Quand je pense à la réalisatrice Jane Campion, cette expression me vient à l’esprit. Dans l’industrie cinématographique, il est parfois difficile de faire des films que les gens vont aimer et comprendre dès le premier visionnage. Ce fut surtout le cas pour la jeune femme Campion qui a essayé d’expérimenter avec son premier film, Peel, à l’Université. Ce film a récolté des réactions vraiment négatives de la part des gens. Si elle avait suivi les conseils qu’on lui avait alors donné et qu’elle avait arrêté de réaliser avec son propre style cinématographique, nous aurions à peine eu la chance de témoigner du talent de la meilleure réalisatrice et provocatrice à cette époque-là, voire, si j’ose dire, dans l’histoire du cinéma. Campion nous enseigne des leçons de vie. Les nombreuses batailles qu’elle a dû mener au cours de son existence font l’un des principaux thèmes de son film La Leçon de Piano.

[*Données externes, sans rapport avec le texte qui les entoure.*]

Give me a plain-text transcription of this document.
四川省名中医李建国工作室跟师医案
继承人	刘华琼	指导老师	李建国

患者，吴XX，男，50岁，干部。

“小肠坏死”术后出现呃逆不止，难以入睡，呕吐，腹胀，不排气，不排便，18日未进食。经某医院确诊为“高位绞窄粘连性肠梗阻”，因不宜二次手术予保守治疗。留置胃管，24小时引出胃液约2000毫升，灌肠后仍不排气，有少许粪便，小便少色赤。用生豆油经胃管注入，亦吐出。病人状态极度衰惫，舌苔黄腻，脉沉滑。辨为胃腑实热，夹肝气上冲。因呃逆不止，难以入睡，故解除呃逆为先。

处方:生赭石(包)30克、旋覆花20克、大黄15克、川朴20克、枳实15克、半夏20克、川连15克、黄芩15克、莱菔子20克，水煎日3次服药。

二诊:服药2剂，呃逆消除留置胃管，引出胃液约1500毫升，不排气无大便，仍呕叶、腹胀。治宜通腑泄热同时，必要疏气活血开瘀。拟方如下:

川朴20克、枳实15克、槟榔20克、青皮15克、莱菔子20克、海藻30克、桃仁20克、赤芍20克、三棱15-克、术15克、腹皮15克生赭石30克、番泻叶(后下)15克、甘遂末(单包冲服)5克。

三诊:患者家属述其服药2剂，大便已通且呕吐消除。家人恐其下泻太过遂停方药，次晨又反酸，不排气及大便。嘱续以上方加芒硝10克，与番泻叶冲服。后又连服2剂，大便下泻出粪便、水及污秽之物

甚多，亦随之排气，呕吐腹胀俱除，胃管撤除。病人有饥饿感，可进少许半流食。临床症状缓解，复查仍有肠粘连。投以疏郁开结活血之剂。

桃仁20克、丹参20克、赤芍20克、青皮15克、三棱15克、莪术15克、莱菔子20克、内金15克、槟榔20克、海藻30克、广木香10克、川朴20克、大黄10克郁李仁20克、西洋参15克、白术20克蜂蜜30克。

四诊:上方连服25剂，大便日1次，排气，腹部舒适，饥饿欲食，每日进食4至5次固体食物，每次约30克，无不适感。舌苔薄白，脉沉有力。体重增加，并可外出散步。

Si nous avons progressé contre le sexisme aujourd’hui, il était encore prégnant à l’époque à laquelle se déroule le film. Campion met en scène le personnage d’Ada McGrath, une jeune femme muette qui parvient à s’exprimer avec d’autres moyens que la parole, comme ses mains, son visage, son silence effrayant et surtout par la musique avec le piano. Ce personnage principal qui ne peut utiliser sa voix pour s’exprimer met en lumière une grande problématique :
Souvent les femmes n’ont pas la même voix (ou absolument pas de voix) dans les domaines que les hommes ont le contrôle. En fait, trop souvent, si les femmes veulent obtenir quelque chose ou progresser, il faut entamer un jeu de séduction pour y arriver, comme le fait Ada dans le film avec George Baines pour obtenir son piano laissé à l’abandon sur la plage.
Cela va sans dire que le film a mis en lumière un sujet très important, et d’une manière complexe, avec une mise en abyme créative et sophistiquée. Du fond de mon cœur, ce film me donne l’espoir pour l’avenir des réalisatrices. Merci Jane pour ton courage.